Another approach Lifestores is combining is data. “Pharmacies lose over 50% of sales due to late restocking,” Garza explained. Lifestores is building a data-centric operation that understands user purchases by location, season and price. It tailors this information to provide recommendations to other pharmacists on what items to restock and when. The company is also hoping the data will prove valuable to manufacturing companies and influence their production decisions. Garza said the data will also be used for targeted promotions to customers.
The company also launched VIVA, a digital offering that provides “end to end support program for individuals managing chronic conditions like hypertension.” VIVA costs N1,000 monthly and Lifestores says it provides “data-enabled coaching from experts”, discounts and other benefits.
But Lifestores is not without challenges. The company’s enthusiasm for a digital approach has been dulled by low adoption technology for healthcare in Nigeria. Garza disclosed to TechCabal they once piloted an on-demand drug delivery service for three months in Festac, but received only one order during that time.
This may be due to the fact many people prefer a social connection when it comes to health care delivery. People prefer to go to the closest shops and explain their symptoms rather than do so over the phone or online.
Another challenge for the company is pharmacy regulatory laws. In Nigeria, pharmacies must be located at least 200 metres from one another. With the fragmented nature of the business in Nigeria, Lifestores could find it tough to break into popular roads and streets if other smaller shops operate there.

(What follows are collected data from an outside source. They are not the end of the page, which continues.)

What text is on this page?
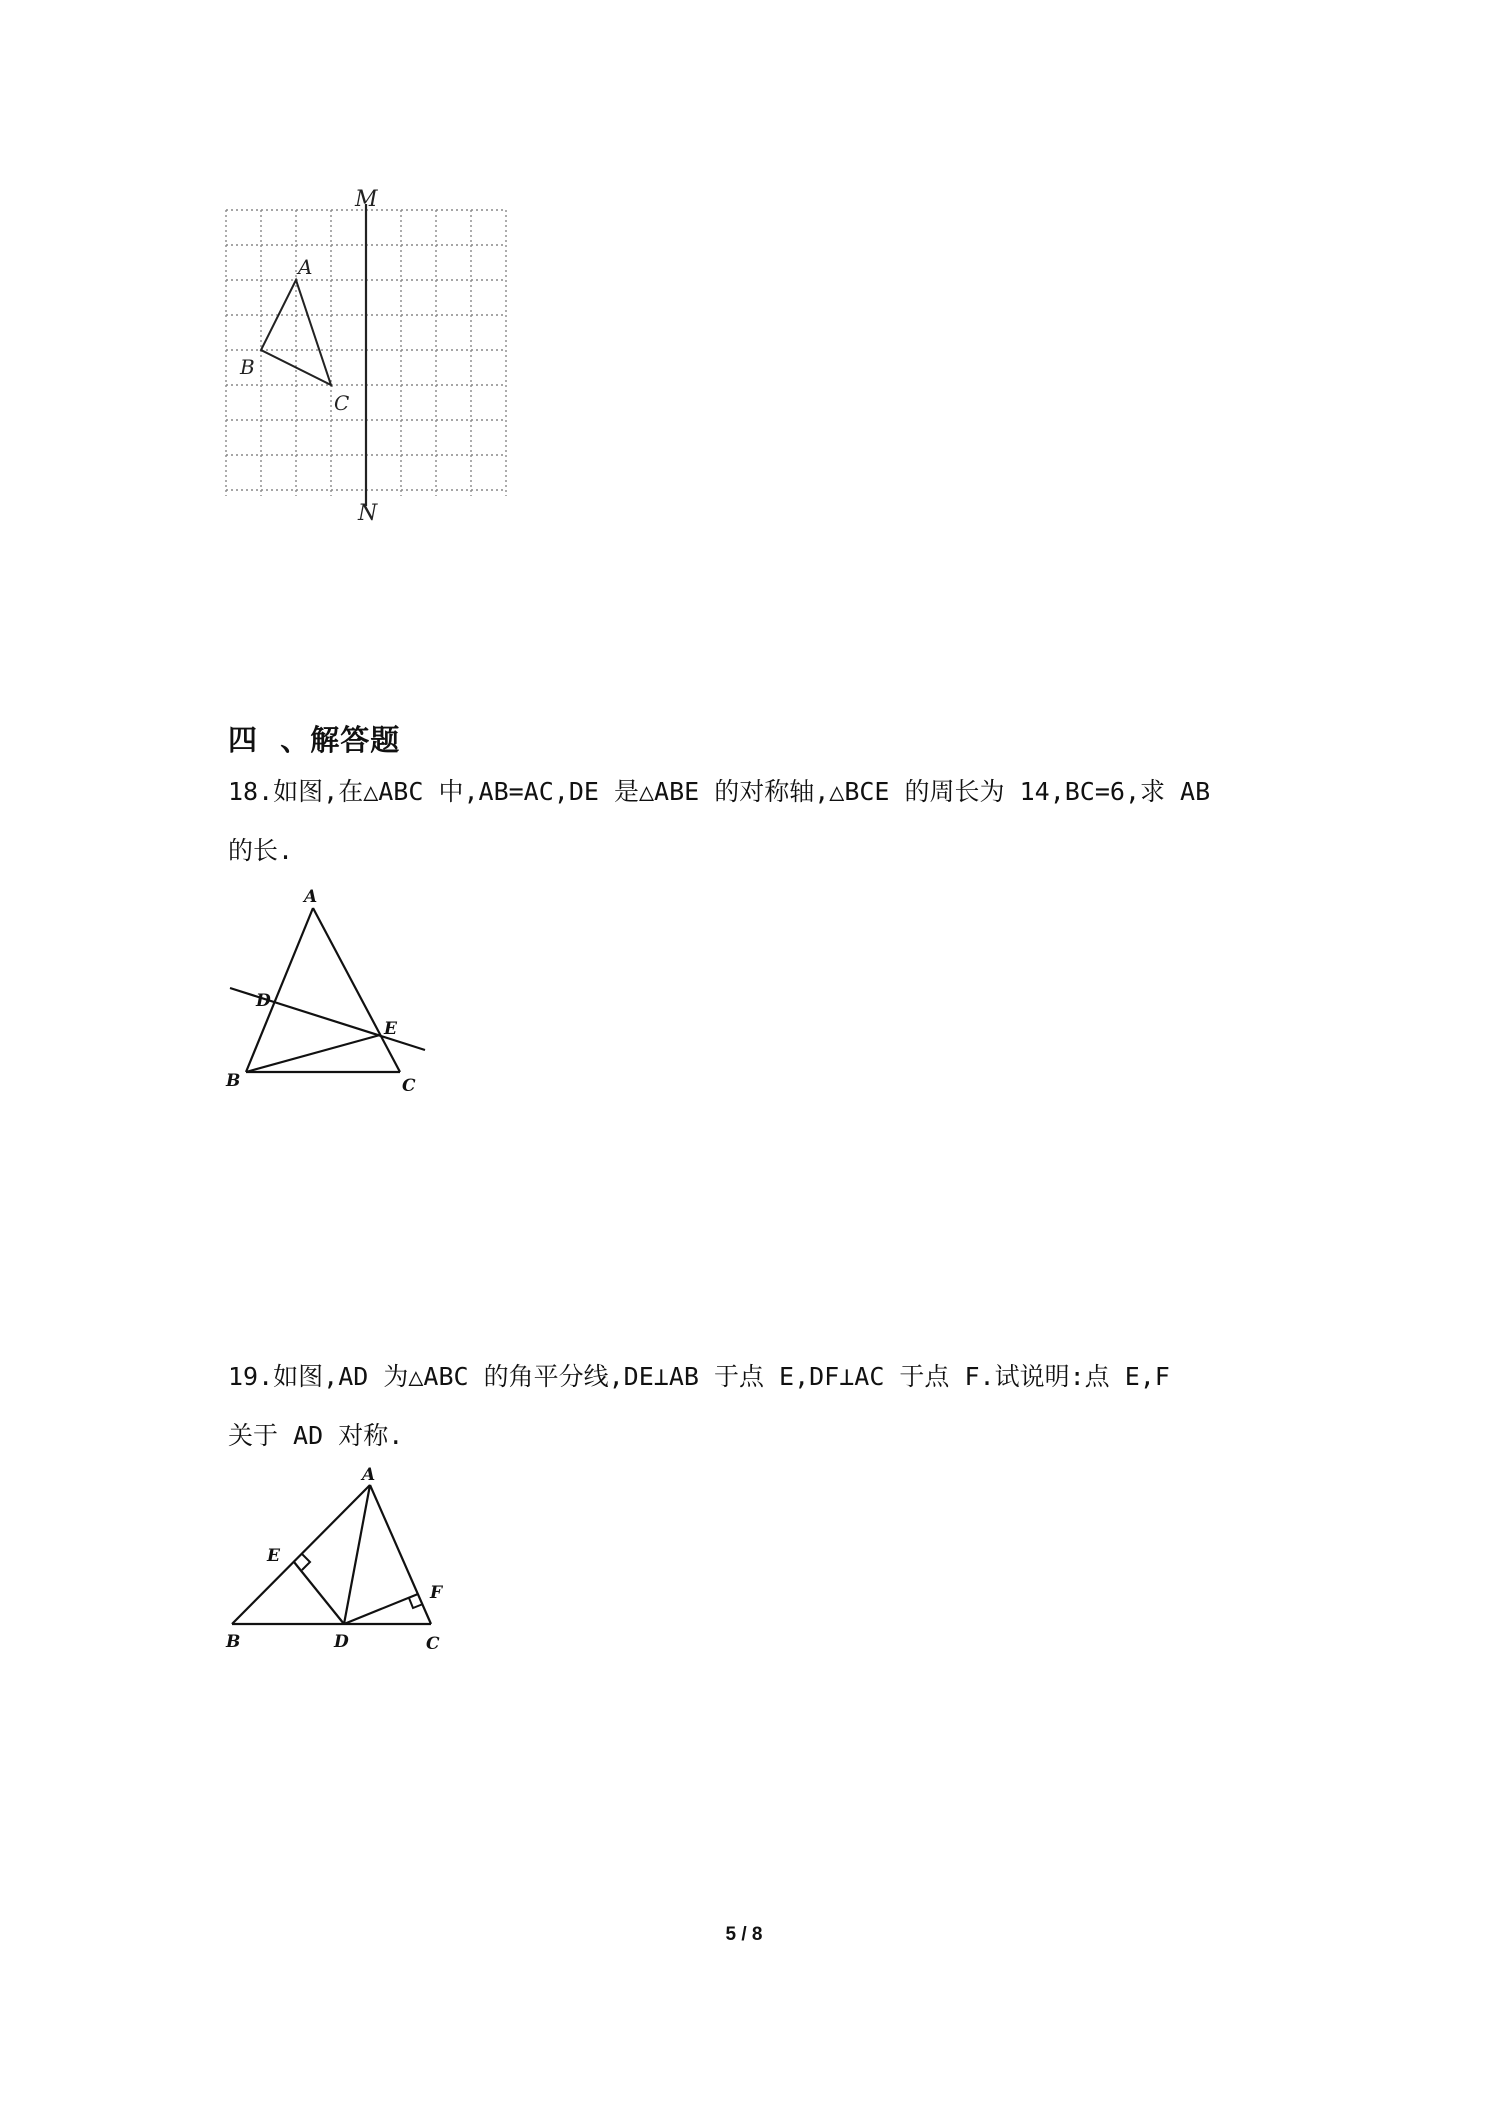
M
N
A
B
C
四  、解答题
18.如图,在△ABC 中,AB=AC,DE 是△ABE 的对称轴,△BCE 的周长为 14,BC=6,求 AB
的长.
A
D
E
B	C
19.如图,AD 为△ABC 的角平分线,DE⊥AB 于点 E,DF⊥AC 于点 F.试说明:点 E,F
关于 AD 对称.
A
E
F
B	D	C
5 / 8
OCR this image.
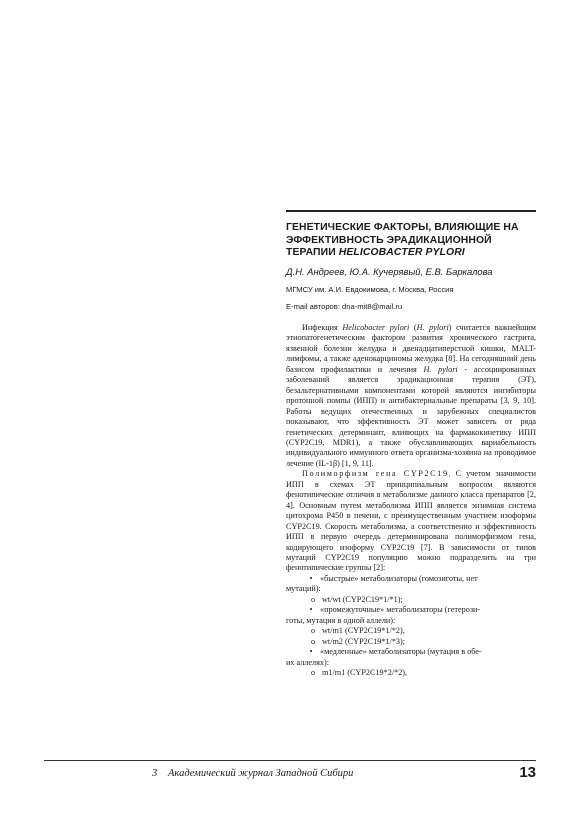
ГЕНЕТИЧЕСКИЕ ФАКТОРЫ, ВЛИЯЮЩИЕ НА ЭФФЕКТИВНОСТЬ ЭРАДИКАЦИОННОЙ ТЕРАПИИ HELICOBACTER PYLORI
Д.Н. Андреев, Ю.А. Кучерявый, Е.В. Баркалова
МГМСУ им. А.И. Евдокимова, г. Москва, Россия
E-mail авторов: dna-mit8@mail.ru

Инфекция Helicobacter pylori (H. pylori) считается важнейшим этиопатогенетическим фактором развития хронического гастрита, язвенной болезни желудка и двенадцатиперстной кишки, MALT-лимфомы, а также аденокарциномы желудка [8]. На сегодняшний день базисом профилактики и лечения H. pylori - ассоциированных заболеваний является эрадикационная терапия (ЭТ), безальтернативными компонентами которой являются ингибиторы протонной помпы (ИПП) и антибактериальные препараты [3, 9, 10]. Работы ведущих отечественных и зарубежных специалистов показывают, что эффективность ЭТ может зависеть от ряда генетических детерминант, влияющих на фармакокинетику ИПП (CYP2C19, MDR1), а также обуславливающих вариабельность индивидуального иммунного ответа организма-хозяина на проводимое лечение (IL-1β) [1, 9, 11].

Полиморфизм гена CYP2C19. С учетом значимости ИПП в схемах ЭТ принципиальным вопросом являются фенотипические отличия в метаболизме данного класса препаратов [2, 4]. Основным путем метаболизма ИПП является энзимная система цитохрома P450 в печени, с преимущественным участием изоформы CYP2C19. Скорость метаболизма, а соответственно и эффективность ИПП в первую очередь детерминирована полиморфизмом гена, кодирующего изоформу CYP2C19 [7]. В зависимости от типов мутаций CYP2C19 популяцию можно подразделить на три фенотипические группы [2]:

• «быстрые» метаболизаторы (гомозиготы, нет
мутаций):
o wt/wt (CYP2C19*1/*1);
• «промежуточные» метаболизаторы (гетерози-
готы, мутация в одной аллели):
o wt/m1 (CYP2C19*1/*2),
o wt/m2 (CYP2C19*1/*3);
• «медленные» метаболизаторы (мутация в обе-
их аллелях):
o m1/m1 (CYP2C19*2/*2),
3 Академический журнал Западной Сибири	13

This is why acquisitions and franchising are important parts of its expansion plans, Garza disclosed.
But Garza says the company appreciates the efforts of regulators – NAFDAC and the PCN – to improve community pharmacy practice in the country.
In June 2018, it secured some funding from Kairos Angels, an angel investor. Lifestores is currently raising a seed funding round in that would help prop up its expansion plan. It also wants to hire some Andela developers that were affected by the recent layoffs. The developers will help build out the software side of the business.
With a focus on the mass market, Lifestores seems promising. It’s the same sort of market focus that helped Chinese company, Transsion Holdings, to take a share in the Nigerian phone market and eventually dominate it in 2019. Whether the same should be expected from Lifestores is still too early to call. But we’ll continue to watch its development.